Problème : l’eau est une denrée de plus en plus rare dans le sud de la péninsule ibérique, une région également connue pour ses oliviers. Et, là aussi, la production est très affectée. L'Espagne est le premier producteur mondial d’huile d’olive, mais ses rendements devraient baisser si l’on en croit, Francisco Elvira, de la ville de Jaén, à la tête d’une oliveraie de 34 hectares, dont une grande partie dépend de la pluie.

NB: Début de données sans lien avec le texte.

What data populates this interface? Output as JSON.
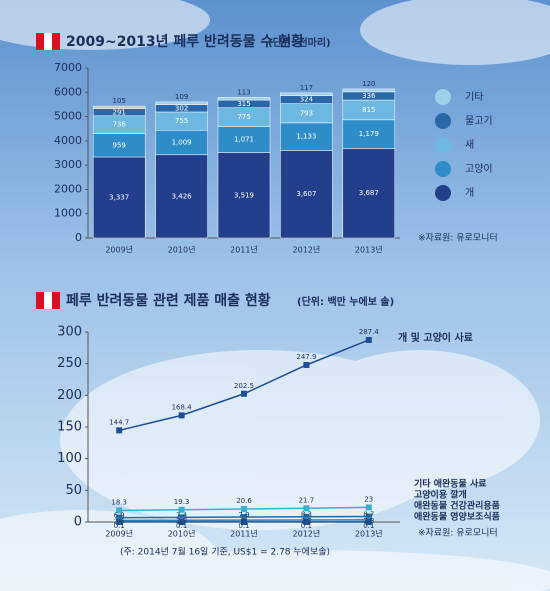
{
  "chart_data": [
    {
      "type": "stacked-bar",
      "title": "2009~2013년 페루 반려동물 수 현황",
      "subtitle": "(단위: 천마리)",
      "categories": [
        "2009년",
        "2010년",
        "2011년",
        "2012년",
        "2013년"
      ],
      "series": [
        {
          "name": "개",
          "color": "#233f8c",
          "values": [
            3337,
            3426,
            3519,
            3607,
            3687
          ],
          "value_labels": [
            "3,337",
            "3,426",
            "3,519",
            "3,607",
            "3,687"
          ]
        },
        {
          "name": "고양이",
          "color": "#2e8dc8",
          "values": [
            959,
            1009,
            1071,
            1133,
            1179
          ],
          "value_labels": [
            "959",
            "1,009",
            "1,071",
            "1,133",
            "1,179"
          ]
        },
        {
          "name": "새",
          "color": "#6cb8e0",
          "values": [
            736,
            755,
            775,
            793,
            815
          ]
        },
        {
          "name": "물고기",
          "color": "#2a67a8",
          "values": [
            291,
            302,
            315,
            324,
            336
          ]
        },
        {
          "name": "기타",
          "color": "#9fd0ea",
          "values": [
            105,
            109,
            113,
            117,
            120
          ]
        }
      ],
      "ylim": [
        0,
        7000
      ],
      "yticks": [
        0,
        1000,
        2000,
        3000,
        4000,
        5000,
        6000,
        7000
      ],
      "source": "※자료원: 유로모니터"
    },
    {
      "type": "line",
      "title": "페루 반려동물 관련 제품 매출 현황",
      "subtitle": "(단위: 백만 누에보 솔)",
      "categories": [
        "2009년",
        "2010년",
        "2011년",
        "2012년",
        "2013년"
      ],
      "series": [
        {
          "name": "개 및 고양이 사료",
          "color": "#1f4e95",
          "values": [
            144.7,
            168.4,
            202.5,
            247.9,
            287.4
          ]
        },
        {
          "name": "기타 애완동물 사료",
          "color": "#3ab0d0",
          "values": [
            18.3,
            19.3,
            20.6,
            21.7,
            23
          ]
        },
        {
          "name": "고양이용 깔개",
          "color": "#1f6aa0",
          "values": [
            6.9,
            7.4,
            7.9,
            8.3,
            8.7
          ]
        },
        {
          "name": "애완동물 건강관리용품",
          "color": "#2c82c0",
          "values": [
            2.6,
            2.8,
            3.0,
            3.2,
            3.3
          ]
        },
        {
          "name": "애완동물 영양보조식품",
          "color": "#1a4f8a",
          "values": [
            0.1,
            0.1,
            0.1,
            0.1,
            0.1
          ]
        }
      ],
      "ylim": [
        0,
        300
      ],
      "yticks": [
        0,
        50,
        100,
        150,
        200,
        250,
        300
      ],
      "note": "(주: 2014년 7월 16일 기준, US$1 = 2.78 누에보솔)",
      "source": "※자료원: 유로모니터"
    }
  ]
}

"C'est une culture à l'air libre, nous dépendons du climat à 100%. Et ces températures durant cette période si sensible vont probablement mettre en danger les récoltes, car nous sommes en pleine floraison. Et quand il y a des températures supérieures à 32-33 degrés, la fleur s'assèche, meurt et ne produit pas de fruit. Il n'y a pas de production, donc nous allons avoir un problème", tranche-t-il, inquiet.

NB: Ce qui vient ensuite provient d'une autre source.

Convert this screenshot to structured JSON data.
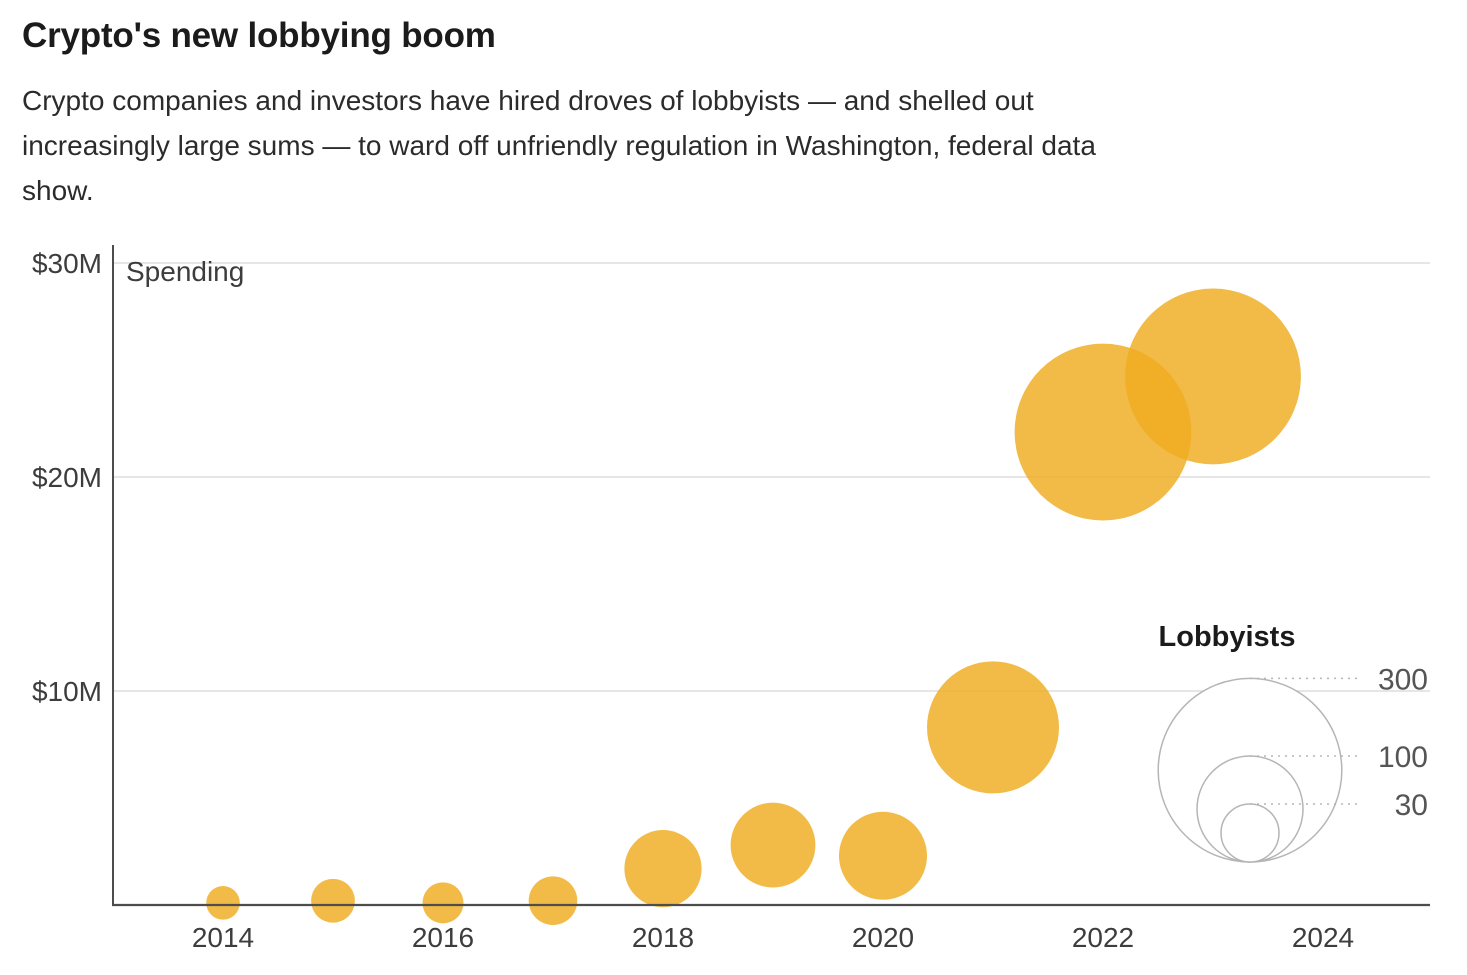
{
  "header": {
    "title": "Crypto's new lobbying boom",
    "subtitle_lines": [
      "Crypto companies and investors have hired droves of lobbyists — and shelled out",
      "increasingly large sums — to ward off unfriendly regulation in Washington, federal data",
      "show."
    ]
  },
  "chart_data": {
    "type": "scatter",
    "subtype": "bubble",
    "title": "Crypto's new lobbying boom",
    "y_axis_label": "Spending",
    "y_unit": "million USD",
    "ylim": [
      0,
      30
    ],
    "xlim": [
      2013,
      2025
    ],
    "grid": "horizontal",
    "y_ticks": [
      {
        "value": 30,
        "label": "$30M"
      },
      {
        "value": 20,
        "label": "$20M"
      },
      {
        "value": 10,
        "label": "$10M"
      }
    ],
    "x_ticks": [
      {
        "value": 2014,
        "label": "2014"
      },
      {
        "value": 2016,
        "label": "2016"
      },
      {
        "value": 2018,
        "label": "2018"
      },
      {
        "value": 2020,
        "label": "2020"
      },
      {
        "value": 2022,
        "label": "2022"
      },
      {
        "value": 2024,
        "label": "2024"
      }
    ],
    "points": [
      {
        "year": 2014,
        "spending_musd": 0.1,
        "lobbyists": 10
      },
      {
        "year": 2015,
        "spending_musd": 0.2,
        "lobbyists": 17
      },
      {
        "year": 2016,
        "spending_musd": 0.1,
        "lobbyists": 15
      },
      {
        "year": 2017,
        "spending_musd": 0.2,
        "lobbyists": 21
      },
      {
        "year": 2018,
        "spending_musd": 1.7,
        "lobbyists": 53
      },
      {
        "year": 2019,
        "spending_musd": 2.8,
        "lobbyists": 64
      },
      {
        "year": 2020,
        "spending_musd": 2.3,
        "lobbyists": 69
      },
      {
        "year": 2021,
        "spending_musd": 8.3,
        "lobbyists": 155
      },
      {
        "year": 2022,
        "spending_musd": 22.1,
        "lobbyists": 278
      },
      {
        "year": 2023,
        "spending_musd": 24.7,
        "lobbyists": 275
      }
    ],
    "legend": {
      "title": "Lobbyists",
      "sizes": [
        300,
        100,
        30
      ],
      "position": "right-middle"
    },
    "colors": {
      "bubble": "#efac1e",
      "bubble_opacity": 0.82,
      "axis": "#4d4d4d",
      "grid": "#dddddd",
      "tick_text": "#3d3d3d",
      "legend_stroke": "#b5b5b5",
      "legend_text": "#555555",
      "title_text": "#1b1b1b"
    }
  }
}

Une sécheresse et des températures qui menacent les 50 hectares et 16 000 oliviers de Fernando Lopez Ruiz, 33 ans. Lui, pourtant, respire : il a anticipé la période que traverse le sud de l’Espagne en investissant il y a 6 ans, plus de 150 000 euros dans un système d’irrigation ultra-moderne. L’eau est pompée directement depuis le fleuve Guadalquivir à 20 kilomètres de là et irrigue des champs d’oliviers à perte de vue. "L'eau du Guadalquivir arrive jusqu'ici. C'est le système le plus rentable et qui gaspille le moins d'eau. Ce système n'a pas de déperdition, qui permet de résister à la désertification et de combattre la chaleur", assure-t-il.
"Il faut changer de modèle, c'est ça, la réalité"
Reste que l'Espagne s’interroge sur son modèle agricole. La consommation d’eau dans cette région dépasse souvent les ressources disponibles. L'agriculture intensive, très gourmande en eau, est pointée du doigt par Maria José Polo, hydrologue et professeur à l’université de Cordoue. "La situation est dramatique pour les eaux de surface comme les nappes phréatiques, car nous n'avons pas contrôlé l'augmentation de la consommation. Pas la consommation domestique, mais celle qui est essentielle en Espagne : l'irrigation. Elle représente 80% de la consommation d'eau en Espagne. On a agrandi les surfaces à irriguer et donc on utilise toujours plus d'eau. On ne plus croître, ce n'est pas soutenable : il faut changer de modèle, c'est ça, la réalité", insiste-t-elle.
Plusieurs pistes sont à l’étude, telle que diversifier la production ou miser sur des cultures plus économes en eau dans cette partie de l’Europe, l’une des plus affectées par le changement climatique.